You need to add a protocol handler for "data:" so an URL/URLConnection can be opened for it. Alternatively you could create some protocol handler "resource:" for class path resources.

You need a package data with a class Handler (fixed name convention!). This will be the factory class for "data:" return an URLConnection. We will create DataConnection for that.
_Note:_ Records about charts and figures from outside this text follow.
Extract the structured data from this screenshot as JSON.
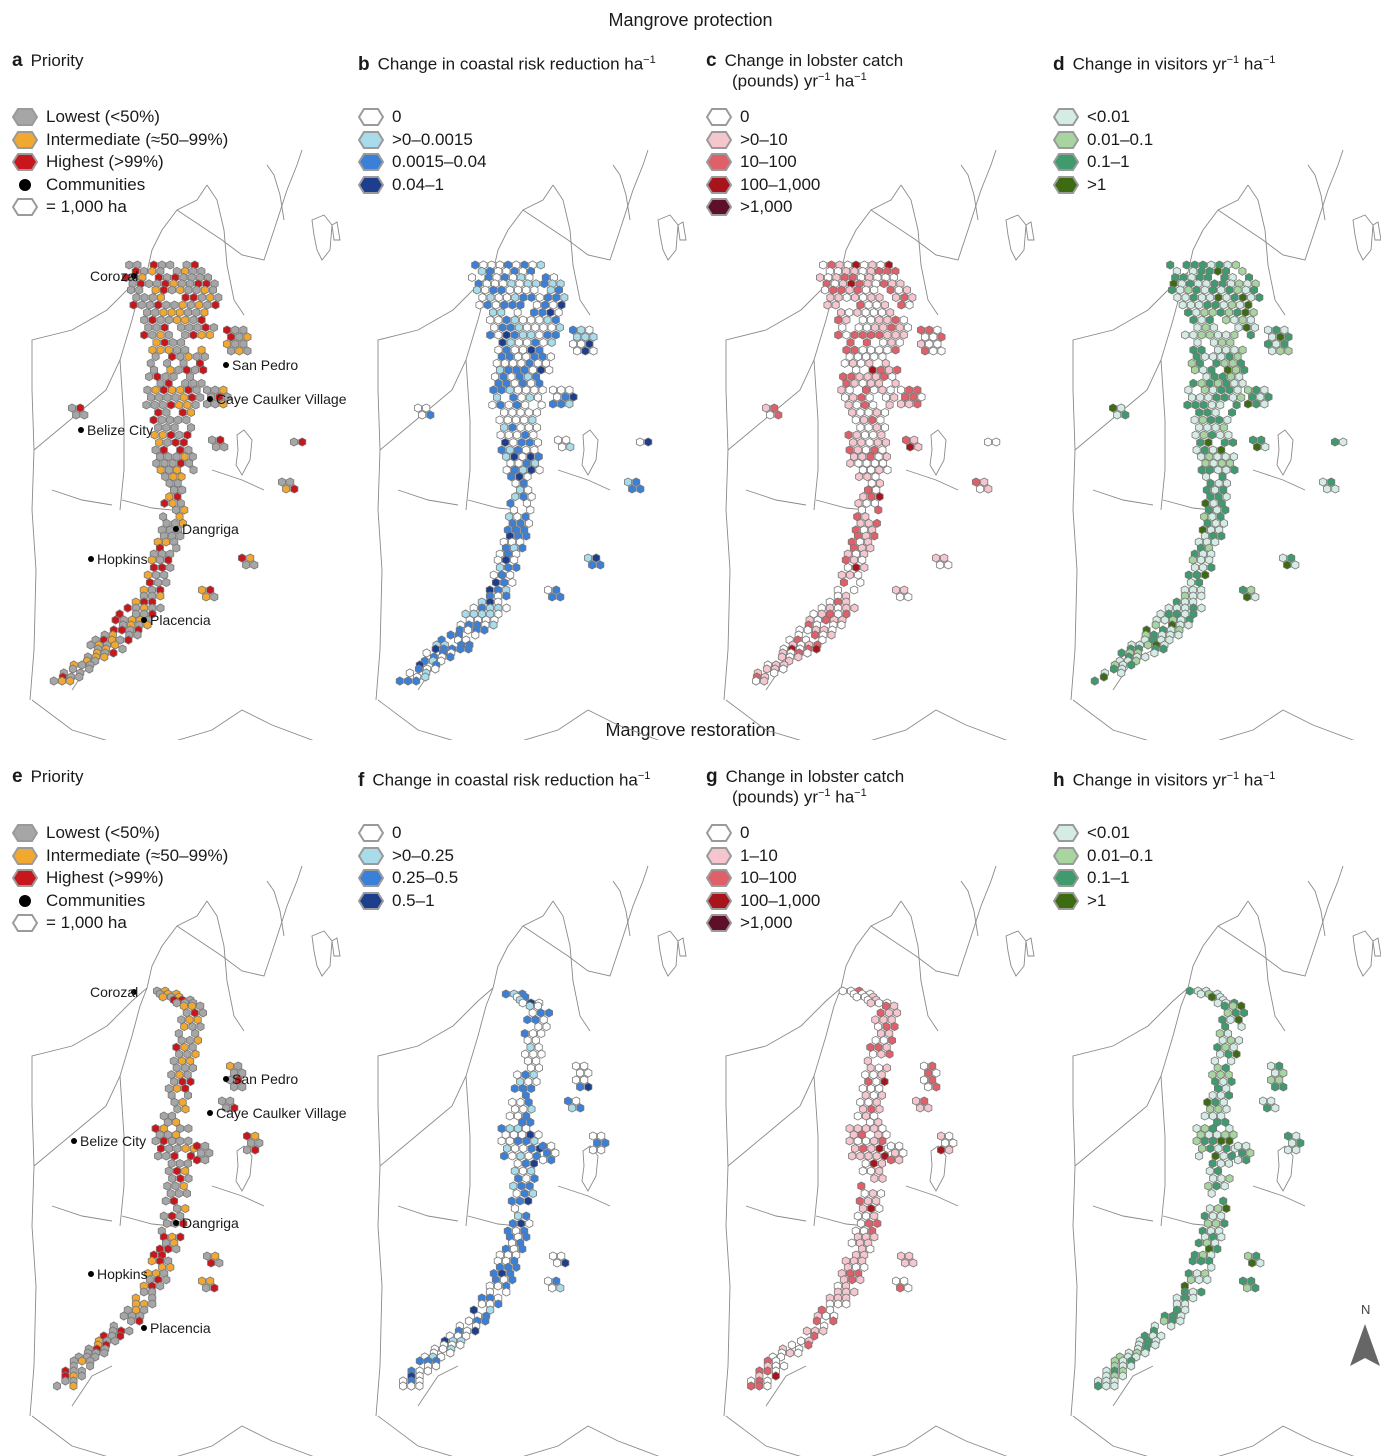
{
  "sections": {
    "protection": "Mangrove protection",
    "restoration": "Mangrove restoration"
  },
  "panels": [
    {
      "id": "a",
      "title": "Priority",
      "title2": "",
      "legend": [
        {
          "label": "Lowest (<50%)",
          "shape": "hex",
          "color": "#a6a6a6"
        },
        {
          "label": "Intermediate (≈50–99%)",
          "shape": "hex",
          "color": "#f0a830"
        },
        {
          "label": "Highest (>99%)",
          "shape": "hex",
          "color": "#c8161d"
        },
        {
          "label": "Communities",
          "shape": "dot",
          "color": "#000000"
        },
        {
          "label": "= 1,000 ha",
          "shape": "hex-outline",
          "color": "#ffffff"
        }
      ],
      "places": [
        "Corozal",
        "San Pedro",
        "Caye Caulker Village",
        "Belize City",
        "Dangriga",
        "Hopkins",
        "Placencia"
      ]
    },
    {
      "id": "b",
      "title": "Change in coastal risk reduction ha",
      "title_sup": "−1",
      "title2": "",
      "legend": [
        {
          "label": "0",
          "shape": "hex",
          "color": "#ffffff"
        },
        {
          "label": ">0–0.0015",
          "shape": "hex",
          "color": "#a8dcea"
        },
        {
          "label": "0.0015–0.04",
          "shape": "hex",
          "color": "#3a80d9"
        },
        {
          "label": "0.04–1",
          "shape": "hex",
          "color": "#1d3e8c"
        }
      ]
    },
    {
      "id": "c",
      "title": "Change in lobster catch",
      "title2": "(pounds) yr",
      "title2_sup": "−1",
      "title2_tail": " ha",
      "title2_sup2": "−1",
      "legend": [
        {
          "label": "0",
          "shape": "hex",
          "color": "#ffffff"
        },
        {
          "label": ">0–10",
          "shape": "hex",
          "color": "#f5c6cd"
        },
        {
          "label": "10–100",
          "shape": "hex",
          "color": "#e0606a"
        },
        {
          "label": "100–1,000",
          "shape": "hex",
          "color": "#a8141c"
        },
        {
          "label": ">1,000",
          "shape": "hex",
          "color": "#5e1028"
        }
      ]
    },
    {
      "id": "d",
      "title": "Change in visitors yr",
      "title_sup": "−1",
      "title_tail": " ha",
      "title_sup2": "−1",
      "title2": "",
      "legend": [
        {
          "label": "<0.01",
          "shape": "hex",
          "color": "#d4ece4"
        },
        {
          "label": "0.01–0.1",
          "shape": "hex",
          "color": "#a8d4a0"
        },
        {
          "label": "0.1–1",
          "shape": "hex",
          "color": "#3f9a6e"
        },
        {
          "label": ">1",
          "shape": "hex",
          "color": "#3c6b12"
        }
      ]
    },
    {
      "id": "e",
      "title": "Priority",
      "title2": "",
      "legend": [
        {
          "label": "Lowest (<50%)",
          "shape": "hex",
          "color": "#a6a6a6"
        },
        {
          "label": "Intermediate (≈50–99%)",
          "shape": "hex",
          "color": "#f0a830"
        },
        {
          "label": "Highest (>99%)",
          "shape": "hex",
          "color": "#c8161d"
        },
        {
          "label": "Communities",
          "shape": "dot",
          "color": "#000000"
        },
        {
          "label": "= 1,000 ha",
          "shape": "hex-outline",
          "color": "#ffffff"
        }
      ],
      "places": [
        "Corozal",
        "San Pedro",
        "Caye Caulker Village",
        "Belize City",
        "Dangriga",
        "Hopkins",
        "Placencia"
      ]
    },
    {
      "id": "f",
      "title": "Change in coastal risk reduction ha",
      "title_sup": "−1",
      "title2": "",
      "legend": [
        {
          "label": "0",
          "shape": "hex",
          "color": "#ffffff"
        },
        {
          "label": ">0–0.25",
          "shape": "hex",
          "color": "#a8dcea"
        },
        {
          "label": "0.25–0.5",
          "shape": "hex",
          "color": "#3a80d9"
        },
        {
          "label": "0.5–1",
          "shape": "hex",
          "color": "#1d3e8c"
        }
      ]
    },
    {
      "id": "g",
      "title": "Change in lobster catch",
      "title2": "(pounds) yr",
      "title2_sup": "−1",
      "title2_tail": " ha",
      "title2_sup2": "−1",
      "legend": [
        {
          "label": "0",
          "shape": "hex",
          "color": "#ffffff"
        },
        {
          "label": "1–10",
          "shape": "hex",
          "color": "#f5c6cd"
        },
        {
          "label": "10–100",
          "shape": "hex",
          "color": "#e0606a"
        },
        {
          "label": "100–1,000",
          "shape": "hex",
          "color": "#a8141c"
        },
        {
          "label": ">1,000",
          "shape": "hex",
          "color": "#5e1028"
        }
      ]
    },
    {
      "id": "h",
      "title": "Change in visitors yr",
      "title_sup": "−1",
      "title_tail": " ha",
      "title_sup2": "−1",
      "title2": "",
      "legend": [
        {
          "label": "<0.01",
          "shape": "hex",
          "color": "#d4ece4"
        },
        {
          "label": "0.01–0.1",
          "shape": "hex",
          "color": "#a8d4a0"
        },
        {
          "label": "0.1–1",
          "shape": "hex",
          "color": "#3f9a6e"
        },
        {
          "label": ">1",
          "shape": "hex",
          "color": "#3c6b12"
        }
      ]
    }
  ],
  "north_label": "N",
  "colors": {
    "outline": "#8a8a8a",
    "hex_stroke": "#777777"
  }
}
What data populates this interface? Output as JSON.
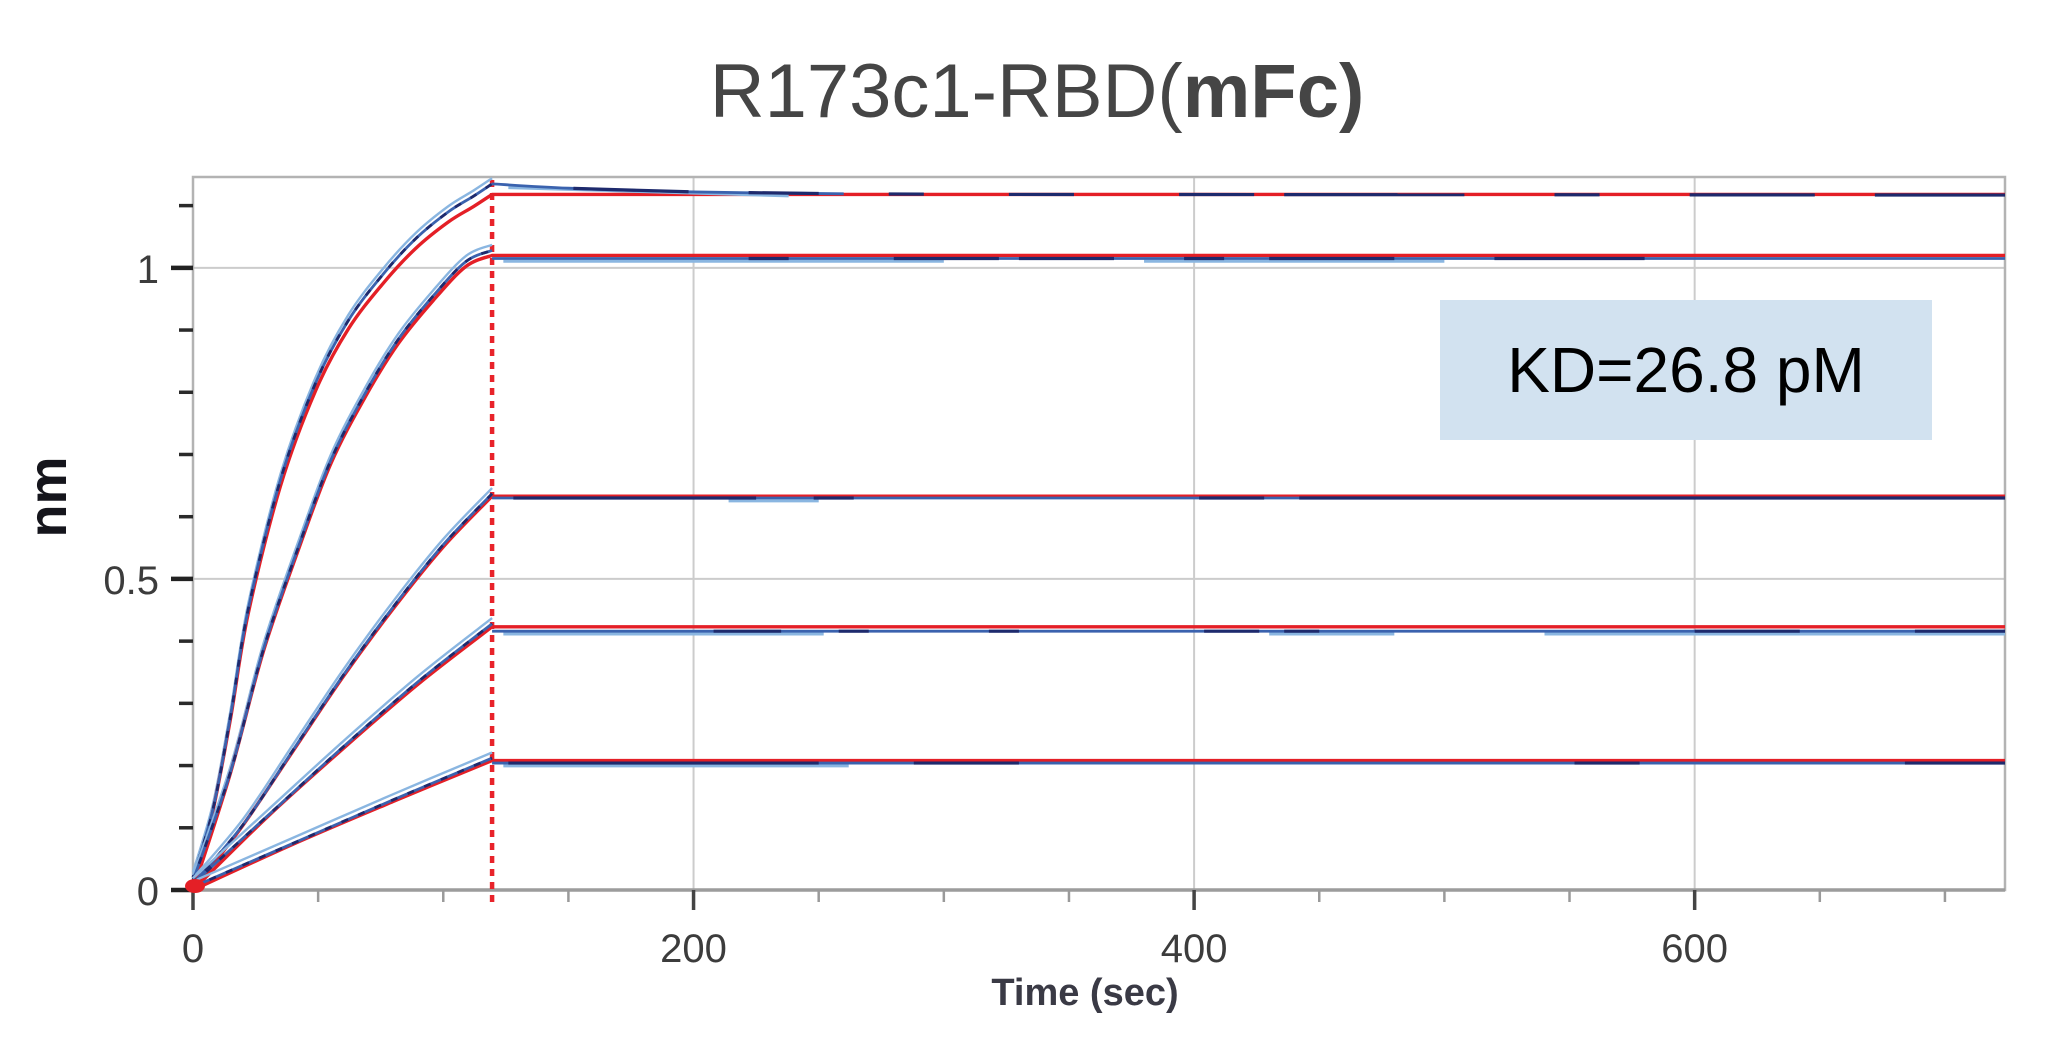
{
  "header": {
    "title": "R173c1-RBD(mFc)",
    "title_regular": "R173c1-RBD(",
    "title_bold": "mFc)"
  },
  "colors": {
    "fit_red": "#e41f26",
    "data_blue": "#3a62ae",
    "data_navy": "#1e2a6d",
    "data_lightblue": "#8ab6e1",
    "grid": "#cccccc",
    "frame": "#b3b3b3",
    "axis_line": "#9c9c9c",
    "tick_major": "#222222",
    "tick_minor": "#555555",
    "tick_label": "#3c3c3c",
    "dashed_line": "#e8232a",
    "kd_bg": "#d2e2f0",
    "kd_text": "#000000",
    "title_text": "#454545"
  },
  "chart_data": {
    "type": "line",
    "title": "R173c1-RBD(mFc)",
    "subtitle": "",
    "xlabel": "Time (sec)",
    "ylabel": "nm",
    "annotation": "KD=26.8 pM",
    "xlim": [
      0,
      724
    ],
    "ylim": [
      0,
      1.146
    ],
    "x_major_ticks": [
      0,
      200,
      400,
      600
    ],
    "x_minor_ticks": [
      50,
      100,
      150,
      250,
      300,
      350,
      450,
      500,
      550,
      650,
      700
    ],
    "y_major_ticks": [
      0,
      0.5,
      1
    ],
    "y_tick_labels": [
      "0",
      "0.5",
      "1"
    ],
    "y_minor_ticks": [
      0.1,
      0.2,
      0.3,
      0.4,
      0.6,
      0.7,
      0.8,
      0.9,
      1.1
    ],
    "grid": {
      "vertical_at": [
        200,
        400,
        600
      ],
      "horizontal_at": [
        0.5,
        1.0
      ]
    },
    "legend_position": "none",
    "association_end_sec": 119.5,
    "series": [
      {
        "name": "trace-1-highest-conc",
        "association": [
          [
            0,
            0.02
          ],
          [
            8,
            0.13
          ],
          [
            15,
            0.28
          ],
          [
            22,
            0.45
          ],
          [
            35,
            0.66
          ],
          [
            49,
            0.815
          ],
          [
            62,
            0.915
          ],
          [
            76,
            0.99
          ],
          [
            89,
            1.047
          ],
          [
            102,
            1.09
          ],
          [
            112,
            1.115
          ],
          [
            119.5,
            1.135
          ]
        ],
        "peak": 1.135,
        "plateau_fit": 1.118,
        "data_offset": 0,
        "blue_dissoc_end": 260,
        "dissociation_data": [
          [
            119.5,
            1.135
          ],
          [
            150,
            1.128
          ],
          [
            200,
            1.122
          ],
          [
            260,
            1.119
          ],
          [
            320,
            1.118
          ],
          [
            724,
            1.117
          ]
        ],
        "navy_segments": [
          [
            152,
            198
          ],
          [
            222,
            250
          ],
          [
            278,
            292
          ],
          [
            326,
            352
          ],
          [
            394,
            424
          ],
          [
            436,
            508
          ],
          [
            544,
            562
          ],
          [
            598,
            648
          ],
          [
            672,
            724
          ]
        ],
        "lightblue_segments": [
          [
            126,
            238
          ]
        ]
      },
      {
        "name": "trace-2",
        "association": [
          [
            0,
            0.015
          ],
          [
            15,
            0.19
          ],
          [
            28,
            0.385
          ],
          [
            42,
            0.55
          ],
          [
            55,
            0.69
          ],
          [
            69,
            0.8
          ],
          [
            82,
            0.885
          ],
          [
            96,
            0.955
          ],
          [
            109,
            1.01
          ],
          [
            119.5,
            1.028
          ]
        ],
        "peak": 1.028,
        "plateau_fit": 1.02,
        "data_offset": -0.005,
        "navy_segments": [
          [
            222,
            238
          ],
          [
            280,
            322
          ],
          [
            330,
            368
          ],
          [
            396,
            412
          ],
          [
            430,
            480
          ],
          [
            520,
            580
          ]
        ],
        "lightblue_segments": [
          [
            124,
            300
          ],
          [
            380,
            500
          ]
        ]
      },
      {
        "name": "trace-3",
        "association": [
          [
            0,
            0.01
          ],
          [
            20,
            0.105
          ],
          [
            40,
            0.225
          ],
          [
            60,
            0.345
          ],
          [
            80,
            0.455
          ],
          [
            100,
            0.555
          ],
          [
            119.5,
            0.637
          ]
        ],
        "peak": 0.637,
        "plateau_fit": 0.633,
        "data_offset": -0.003,
        "navy_segments": [
          [
            128,
            225
          ],
          [
            248,
            264
          ],
          [
            402,
            428
          ],
          [
            442,
            724
          ]
        ],
        "lightblue_segments": [
          [
            214,
            250
          ]
        ]
      },
      {
        "name": "trace-4",
        "association": [
          [
            0,
            0.01
          ],
          [
            30,
            0.12
          ],
          [
            60,
            0.23
          ],
          [
            90,
            0.335
          ],
          [
            119.5,
            0.428
          ]
        ],
        "peak": 0.428,
        "plateau_fit": 0.423,
        "data_offset": -0.007,
        "navy_segments": [
          [
            208,
            235
          ],
          [
            258,
            270
          ],
          [
            318,
            330
          ],
          [
            404,
            426
          ],
          [
            436,
            450
          ],
          [
            600,
            642
          ],
          [
            688,
            724
          ]
        ],
        "lightblue_segments": [
          [
            124,
            252
          ],
          [
            430,
            480
          ],
          [
            540,
            724
          ]
        ]
      },
      {
        "name": "trace-5-lowest-conc",
        "association": [
          [
            0,
            0.005
          ],
          [
            40,
            0.075
          ],
          [
            80,
            0.145
          ],
          [
            119.5,
            0.212
          ]
        ],
        "peak": 0.212,
        "plateau_fit": 0.208,
        "data_offset": -0.004,
        "navy_segments": [
          [
            126,
            250
          ],
          [
            288,
            330
          ],
          [
            552,
            578
          ],
          [
            684,
            724
          ]
        ],
        "lightblue_segments": [
          [
            124,
            262
          ]
        ]
      }
    ]
  }
}
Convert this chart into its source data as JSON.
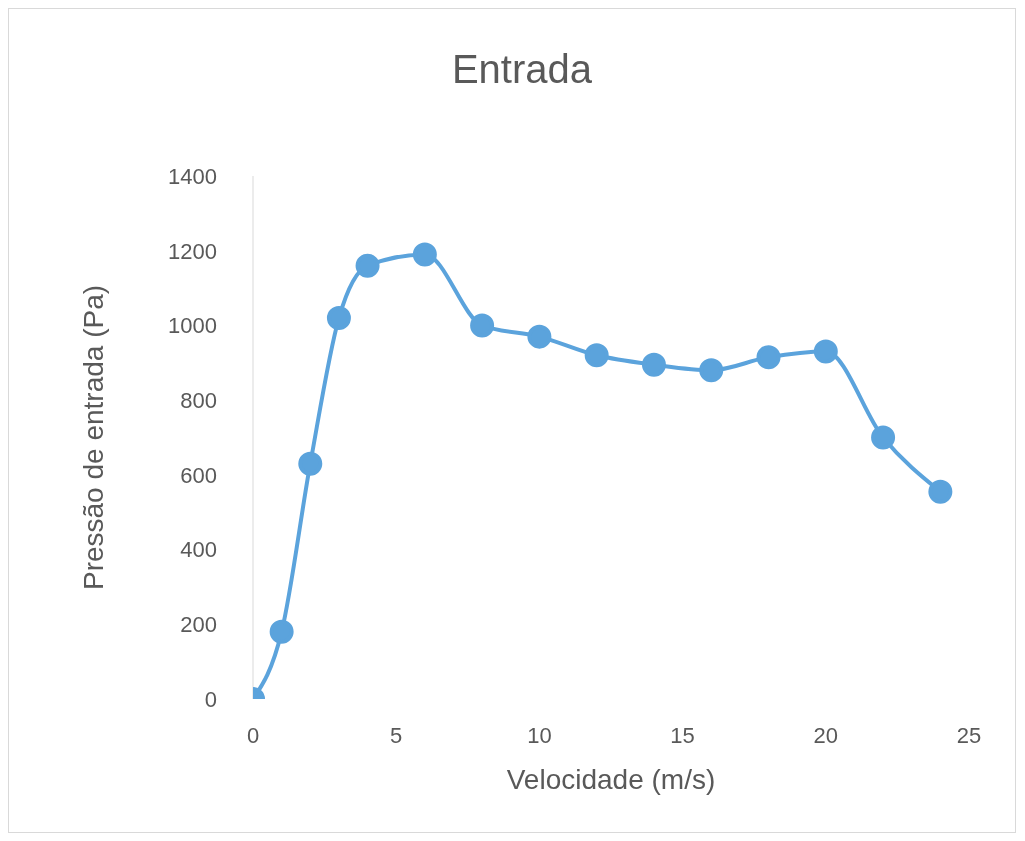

Installing a protocol handler can be done via System.setProperty. Here I provided Handler.install(); to do that in a generic way.

package test1.data;

import java.io.IOException;
import java.net.URL;
import java.net.URLConnection;
import java.net.URLStreamHandler;

public class Handler extends URLStreamHandler {

    @Override
    protected URLConnection openConnection(URL u) throws IOException {
        return new DataConnection(u);
    }

    public static void install() {
        String pkgName = Handler.class.getPackage().getName();
        String pkg = pkgName.substring(0, pkgName.lastIndexOf('.'));

        String protocolHandlers = System.getProperty("java.protocol.handler.pkgs", "");
        if (!protocolHandlers.contains(pkg)) {
            if (!protocolHandlers.isEmpty()) {
                protocolHandlers += "|";
            }
            protocolHandlers += pkg;
            System.setProperty("java.protocol.handler.pkgs", protocolHandlers);
        }
    }
}

The URLConnection gives an InputStream to the bytes:

package test1.data;

import java.io.ByteArrayInputStream;
import java.io.IOException;
import java.io.InputStream;
import java.net.URL;
import java.net.URLConnection;
import javax.xml.bind.DatatypeConverter;

public class DataConnection extends URLConnection {

    public DataConnection(URL u) {
        super(u);
    }

    @Override
    public void connect() throws IOException {
        connected = true;
    }

    @Override
    public InputStream getInputStream() throws IOException {
        String data = url.toString();
        data = data.replaceFirst("^.*;base64,", "");
        System.out.println("Data: " + data);
        byte[] bytes = DatatypeConverter.parseBase64Binary(data);
        return new ByteArrayInputStream(bytes);
    }

}

The clever thing here is to use Base64 decoding of DatatypeConverter in standard Java SE.


P.S.

Nowadays one would use Base64.getEncoder().encode(...).